I’m reading Louise DeSalvo’s Writing As a Way of Healing: How Telling Our Stories Transforms Our Lives, and in chapter two (“How Writing Can Help Us Heal”), DeSalvo details the experiments of James Pennebaker, a psychologist who studied groups of students (at Southern Methodist University, where Pennebaker, and his associate, Sandra Beall, both taught), who wrote in a journal for fifteen minutes, four days in a row.

One group of students wrote about traumatic experiences, but this group was divided into three, with the following guidelines: 1) write about the trauma and the emotions, 2) just describe the trauma, and 3) write about the events and the emotions of the trauma at the same time.

Guess which group initially felt negative feelings but four months later, said they had a much more positive outlook, and six months later, showed improved health (visits to student health center dropped 50%)?
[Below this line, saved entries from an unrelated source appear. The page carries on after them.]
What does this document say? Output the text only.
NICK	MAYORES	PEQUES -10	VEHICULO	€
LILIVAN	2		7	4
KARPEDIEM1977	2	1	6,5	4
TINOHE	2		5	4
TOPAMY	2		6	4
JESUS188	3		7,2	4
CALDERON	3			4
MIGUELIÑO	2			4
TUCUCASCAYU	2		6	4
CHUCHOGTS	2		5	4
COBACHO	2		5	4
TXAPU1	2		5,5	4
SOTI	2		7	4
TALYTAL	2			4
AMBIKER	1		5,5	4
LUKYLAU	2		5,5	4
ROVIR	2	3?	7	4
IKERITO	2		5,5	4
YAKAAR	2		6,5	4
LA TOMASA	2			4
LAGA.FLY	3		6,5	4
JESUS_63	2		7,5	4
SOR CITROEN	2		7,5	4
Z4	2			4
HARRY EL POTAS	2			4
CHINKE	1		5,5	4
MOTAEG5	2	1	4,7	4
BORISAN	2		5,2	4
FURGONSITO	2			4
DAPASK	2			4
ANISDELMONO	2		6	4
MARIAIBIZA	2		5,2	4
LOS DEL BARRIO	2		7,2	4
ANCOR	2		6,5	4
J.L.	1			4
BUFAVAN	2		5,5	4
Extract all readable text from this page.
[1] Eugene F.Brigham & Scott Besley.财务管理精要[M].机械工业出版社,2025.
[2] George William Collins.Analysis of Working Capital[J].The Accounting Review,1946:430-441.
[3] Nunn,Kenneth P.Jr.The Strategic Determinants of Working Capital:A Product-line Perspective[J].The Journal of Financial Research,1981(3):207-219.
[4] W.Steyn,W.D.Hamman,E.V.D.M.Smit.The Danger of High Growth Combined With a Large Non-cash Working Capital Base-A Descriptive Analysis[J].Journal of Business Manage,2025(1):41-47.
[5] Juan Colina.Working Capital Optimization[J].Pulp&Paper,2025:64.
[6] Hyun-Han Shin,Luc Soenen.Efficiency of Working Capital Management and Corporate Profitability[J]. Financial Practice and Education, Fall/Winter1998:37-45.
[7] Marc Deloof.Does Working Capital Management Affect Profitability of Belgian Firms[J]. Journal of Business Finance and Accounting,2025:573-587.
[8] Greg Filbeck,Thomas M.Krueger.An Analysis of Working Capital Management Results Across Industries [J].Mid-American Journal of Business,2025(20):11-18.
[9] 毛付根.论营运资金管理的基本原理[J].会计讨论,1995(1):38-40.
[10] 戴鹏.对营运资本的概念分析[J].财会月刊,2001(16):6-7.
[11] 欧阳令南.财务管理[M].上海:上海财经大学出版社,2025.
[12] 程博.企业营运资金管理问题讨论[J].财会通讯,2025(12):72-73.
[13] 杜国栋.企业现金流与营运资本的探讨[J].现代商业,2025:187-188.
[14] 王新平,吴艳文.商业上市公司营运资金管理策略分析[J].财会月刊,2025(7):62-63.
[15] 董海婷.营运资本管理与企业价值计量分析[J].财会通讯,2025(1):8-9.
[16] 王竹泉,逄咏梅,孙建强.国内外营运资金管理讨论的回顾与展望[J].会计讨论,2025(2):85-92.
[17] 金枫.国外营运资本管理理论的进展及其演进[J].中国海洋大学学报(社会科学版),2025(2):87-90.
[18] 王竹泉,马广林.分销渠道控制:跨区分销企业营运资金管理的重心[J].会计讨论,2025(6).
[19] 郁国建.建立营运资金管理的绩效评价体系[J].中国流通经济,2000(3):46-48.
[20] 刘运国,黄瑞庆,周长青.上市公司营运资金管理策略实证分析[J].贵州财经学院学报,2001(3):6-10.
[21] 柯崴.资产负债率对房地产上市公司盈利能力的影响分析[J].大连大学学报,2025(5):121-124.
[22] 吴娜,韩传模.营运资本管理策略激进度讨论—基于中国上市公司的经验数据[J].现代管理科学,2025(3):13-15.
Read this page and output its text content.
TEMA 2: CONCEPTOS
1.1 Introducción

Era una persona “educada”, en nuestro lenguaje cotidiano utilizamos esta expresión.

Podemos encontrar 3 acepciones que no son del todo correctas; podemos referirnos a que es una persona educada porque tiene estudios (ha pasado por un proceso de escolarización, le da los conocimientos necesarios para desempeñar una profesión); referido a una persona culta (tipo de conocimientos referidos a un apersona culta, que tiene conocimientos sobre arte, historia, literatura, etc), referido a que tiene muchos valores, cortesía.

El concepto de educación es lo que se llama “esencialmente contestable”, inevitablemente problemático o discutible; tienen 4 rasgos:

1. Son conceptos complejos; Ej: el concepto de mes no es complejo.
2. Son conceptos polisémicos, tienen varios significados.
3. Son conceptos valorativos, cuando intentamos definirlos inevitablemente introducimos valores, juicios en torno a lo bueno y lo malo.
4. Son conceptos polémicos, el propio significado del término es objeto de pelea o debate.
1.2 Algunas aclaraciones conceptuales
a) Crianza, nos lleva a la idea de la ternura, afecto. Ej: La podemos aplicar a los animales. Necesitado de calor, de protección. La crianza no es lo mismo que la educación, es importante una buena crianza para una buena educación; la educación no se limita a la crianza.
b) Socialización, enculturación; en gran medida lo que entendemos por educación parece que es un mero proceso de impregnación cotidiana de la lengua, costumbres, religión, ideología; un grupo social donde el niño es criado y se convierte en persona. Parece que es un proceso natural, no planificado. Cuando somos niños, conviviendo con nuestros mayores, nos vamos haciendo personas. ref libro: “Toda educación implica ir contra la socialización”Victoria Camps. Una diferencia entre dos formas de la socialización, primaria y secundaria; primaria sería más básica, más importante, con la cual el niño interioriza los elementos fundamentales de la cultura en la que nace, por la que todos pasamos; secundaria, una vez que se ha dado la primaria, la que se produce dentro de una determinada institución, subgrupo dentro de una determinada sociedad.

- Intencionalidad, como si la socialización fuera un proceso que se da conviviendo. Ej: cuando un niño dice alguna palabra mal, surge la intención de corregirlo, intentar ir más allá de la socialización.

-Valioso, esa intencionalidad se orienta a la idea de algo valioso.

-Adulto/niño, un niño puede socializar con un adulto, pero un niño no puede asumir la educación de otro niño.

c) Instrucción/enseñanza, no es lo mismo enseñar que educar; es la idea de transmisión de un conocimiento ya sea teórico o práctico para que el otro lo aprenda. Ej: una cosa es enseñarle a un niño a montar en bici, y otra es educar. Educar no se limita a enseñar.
You guessed it–group 3.

In DeSalvo’s words, here are Pennebaker and Beall’s findings:

  • to significantly improve your spirits long-term, you must endure difficult feelings initially

  • To improve health, we must write detailed accounts, linking feelings with events. (22)

DeSalvo offers a caveat in this chapter: If you’re going to write about trauma, be sure you’ve got support (support group, therapy, dedicated listener).